= Locution (paranormal) =

Locution (from Latin locutio, -onis, a "speaking" < loqui "speak") is a paranormal phenomenon or supernatural revelation where a religious figure, statue or icon speaks, usually to a saint. Phenomena of locutions are described in the lives of Christian saints such as Saint Mary of Egypt (5th century), who heard the locution from the Icon of Virgin Mary at the Holy Sepulchre or in case of the Saint Henry of Coquet Island (d. 1127) who experienced the locution from the figure of Christ crucified.

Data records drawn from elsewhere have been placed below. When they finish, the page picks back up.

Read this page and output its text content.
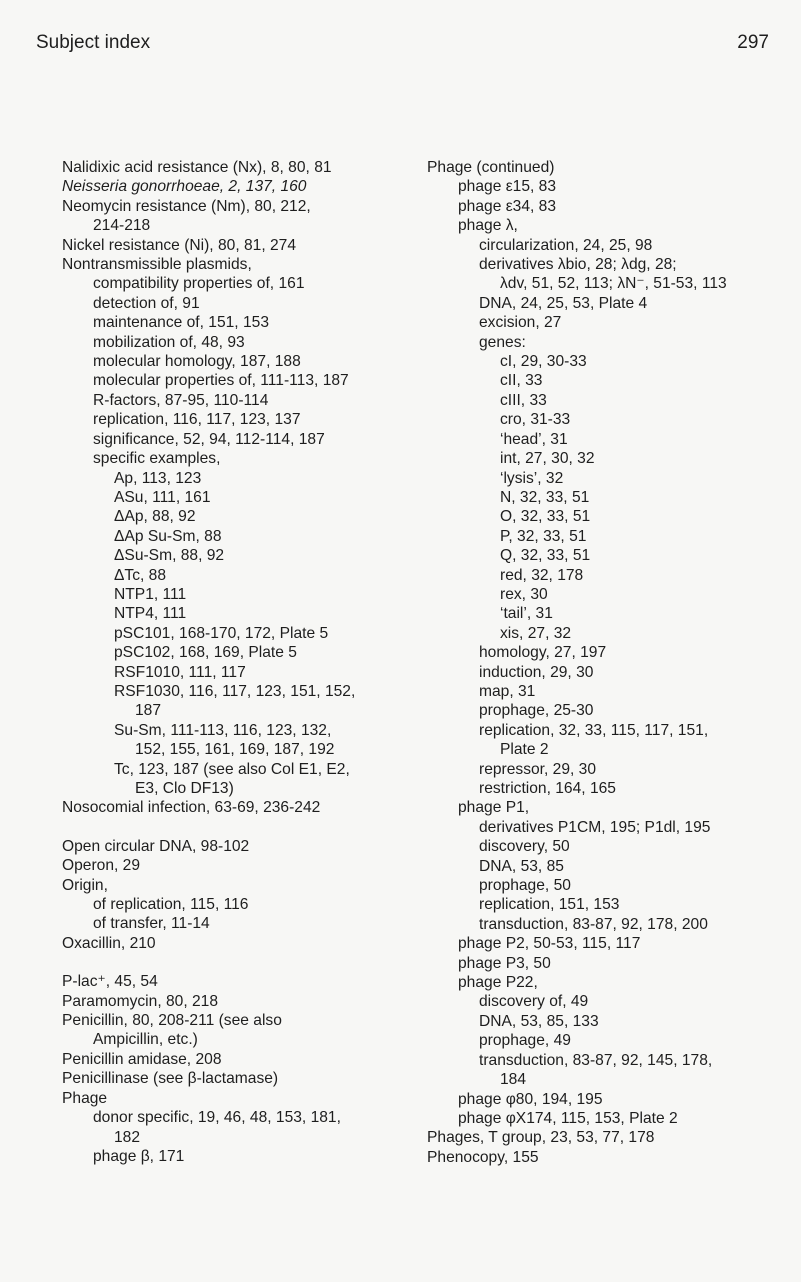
Subject index	297
Nalidixic acid resistance (Nx), 8, 80, 81
Neisseria gonorrhoeae, 2, 137, 160
Neomycin resistance (Nm), 80, 212,
214-218
Nickel resistance (Ni), 80, 81, 274
Nontransmissible plasmids,
compatibility properties of, 161
detection of, 91
maintenance of, 151, 153
mobilization of, 48, 93
molecular homology, 187, 188
molecular properties of, 111-113, 187
R-factors, 87-95, 110-114
replication, 116, 117, 123, 137
significance, 52, 94, 112-114, 187
specific examples,
Ap, 113, 123
ASu, 111, 161
ΔAp, 88, 92
ΔAp Su-Sm, 88
ΔSu-Sm, 88, 92
ΔTc, 88
NTP1, 111
NTP4, 111
pSC101, 168-170, 172, Plate 5
pSC102, 168, 169, Plate 5
RSF1010, 111, 117
RSF1030, 116, 117, 123, 151, 152,
187
Su-Sm, 111-113, 116, 123, 132,
152, 155, 161, 169, 187, 192
Tc, 123, 187 (see also Col E1, E2,
E3, Clo DF13)
Nosocomial infection, 63-69, 236-242
Open circular DNA, 98-102
Operon, 29
Origin,
of replication, 115, 116
of transfer, 11-14
Oxacillin, 210
P-lac⁺, 45, 54
Paramomycin, 80, 218
Penicillin, 80, 208-211 (see also
Ampicillin, etc.)
Penicillin amidase, 208
Penicillinase (see β-lactamase)
Phage
donor specific, 19, 46, 48, 153, 181,
182
phage β, 171
Phage (continued)
phage ε15, 83
phage ε34, 83
phage λ,
circularization, 24, 25, 98
derivatives λbio, 28; λdg, 28;
λdv, 51, 52, 113; λN⁻, 51-53, 113
DNA, 24, 25, 53, Plate 4
excision, 27
genes:
cI, 29, 30-33
cII, 33
cIII, 33
cro, 31-33
‘head’, 31
int, 27, 30, 32
‘lysis’, 32
N, 32, 33, 51
O, 32, 33, 51
P, 32, 33, 51
Q, 32, 33, 51
red, 32, 178
rex, 30
‘tail’, 31
xis, 27, 32
homology, 27, 197
induction, 29, 30
map, 31
prophage, 25-30
replication, 32, 33, 115, 117, 151,
Plate 2
repressor, 29, 30
restriction, 164, 165
phage P1,
derivatives P1CM, 195; P1dl, 195
discovery, 50
DNA, 53, 85
prophage, 50
replication, 151, 153
transduction, 83-87, 92, 178, 200
phage P2, 50-53, 115, 117
phage P3, 50
phage P22,
discovery of, 49
DNA, 53, 85, 133
prophage, 49
transduction, 83-87, 92, 145, 178,
184
phage φ80, 194, 195
phage φX174, 115, 153, Plate 2
Phages, T group, 23, 53, 77, 178
Phenocopy, 155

==Locutions in Christianity==

The Oxford Dictionary of Saints (1978) reports the locution phenomenon in the life of St. Henry of Coquet (p. 189), a Dane by birth, who was a hermit on an island off the British coast by Tynemouth:

"After some years, a party of Danes tried to persuade him to return to his own country, where there was no lack of sites suitable for hermits. But after a night in prayer and experience of a locution from the figure of Christ crucified, he decided to stay on. As his holiness became known, visitors became numerous, attracted by his special gifts of prophecy, telekinesis and reading the secrets of hearts".

Similarly, a comparable instance of locution is recounted in the life of Saint Mary of Egypt (p. 271, same edition):

"Once at Jerusalem, she was held back from entering the church with the other pilgrims by an invisible and irresistible force. Lifting her eyes to an icon of the Blessed Virgin, she was told to go over the Jordan where she would find rest".